ダサかわいいデビュー
視点戻ります
「かっ……」
……あれ、今私いびきかいてた……?
自分のいびきの音で意識が覚醒する。なんだろうなこの気恥ずかしさは。
うっすら目を開けてぼんやりと視線をあたりにさまよわす。
(……家の天井じゃない……)
そこではっと気付く。
あー……今……ばっちり現実だ。
段々と意識がはっきりとしてきて寝る前の出来事を思い出す。
横になったままあれこれと思いを巡らしてようやくむくりと起き上がる。
「チカチカさんおはようございます」
挨拶すると点滅して挨拶を返してくれた。
そして室内が徐々に明るくなってくる。
なんだか近未来の最先端の部屋みたいだ。ちょっとワクワクする。
起き上がって布団の上で体育座りをする。
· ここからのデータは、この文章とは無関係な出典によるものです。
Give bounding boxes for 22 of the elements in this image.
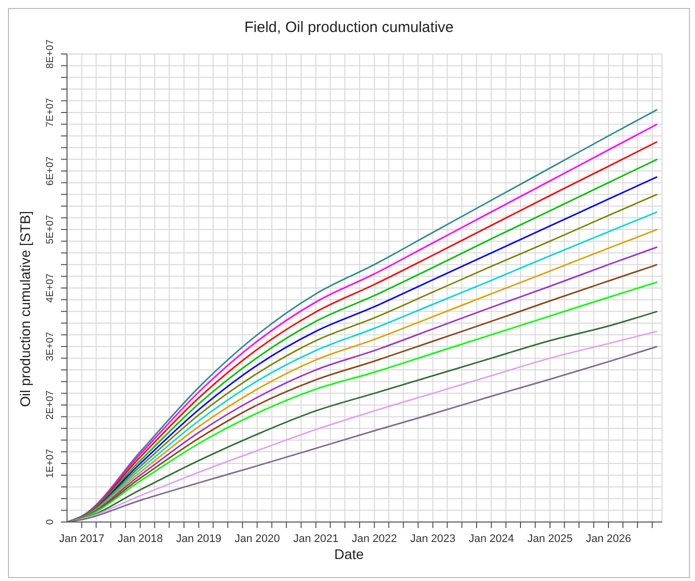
x-tick-label: Jan 2023 bbox=[410, 533, 456, 545]
x-tick-label: Jan 2025 bbox=[527, 533, 573, 545]
x-tick-label: Jan 2026 bbox=[586, 533, 632, 545]
y-tick-label: 7E+07 bbox=[45, 97, 56, 128]
x-tick-label: Jan 2024 bbox=[468, 533, 514, 545]
y-tick-label: 5E+07 bbox=[45, 214, 56, 244]
x-tick-label: Jan 2018 bbox=[118, 533, 163, 545]
y-tick-label: 4E+07 bbox=[45, 272, 56, 303]
chart-title: Field, Oil production cumulative bbox=[243, 19, 455, 36]
x-axis-title: Date bbox=[333, 546, 365, 562]
x-tick-label: Jan 2021 bbox=[293, 533, 338, 545]
y-tick-label: 6E+07 bbox=[45, 156, 56, 186]
y-tick-label: 0 bbox=[45, 518, 56, 525]
x-tick-label: Jan 2019 bbox=[176, 533, 222, 545]
x-tick-label: Jan 2017 bbox=[59, 533, 104, 545]
x-tick-label: Jan 2022 bbox=[352, 533, 397, 545]
y-tick-label: 3E+07 bbox=[45, 331, 56, 362]
y-tick-label: 8E+07 bbox=[45, 38, 56, 69]
y-axis-title: Oil production cumulative [STB] bbox=[17, 210, 33, 408]
y-tick-label: 1E+07 bbox=[45, 448, 56, 478]
y-tick-label: 2E+07 bbox=[45, 390, 56, 420]
x-tick-label: Jan 2020 bbox=[234, 533, 280, 545]
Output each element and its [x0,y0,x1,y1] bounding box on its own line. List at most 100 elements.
こういう時テーブルや椅子があればいいんだけど、ない。
座れそうなベンチもどきは一瞬あったけどね……!
ついつい思い出し怒りしそうになる。
違うことを考えようとして喉が渇いたことに意識が向く。
あー、そういえば飲食の問題があったわ。今更ながら寝てる場合じゃなかったかもと少し焦る。
こういう時は困った時のチカチカさんだ。
「チカチカさん。飲んだり食べたりって外に出れば可能ですか」
チカチカッ
色々と考えないといけない事はたくさんあるが、ひとまずあのダサかわを装備して食料確保の為に外でも探索しようと重い腰をあげた時、また部屋のある部分が青く光っているのが目に入る。
(あそこは……)
洗面台(もどき)のところだ。
乳白色の液体が溜まっていたなと考えながらスニーカーを履いてそこに近づく。
「んん~~?」
特に最初見た時と変わりはない。クローゼットの時のように扉の取っ手のような窪みも見当たらない。
うんうん唸りながらいろんな角度から確認していると、理解が遅い私にしびれを切らしたのかチカチカさんは光らせ方を変えてきた。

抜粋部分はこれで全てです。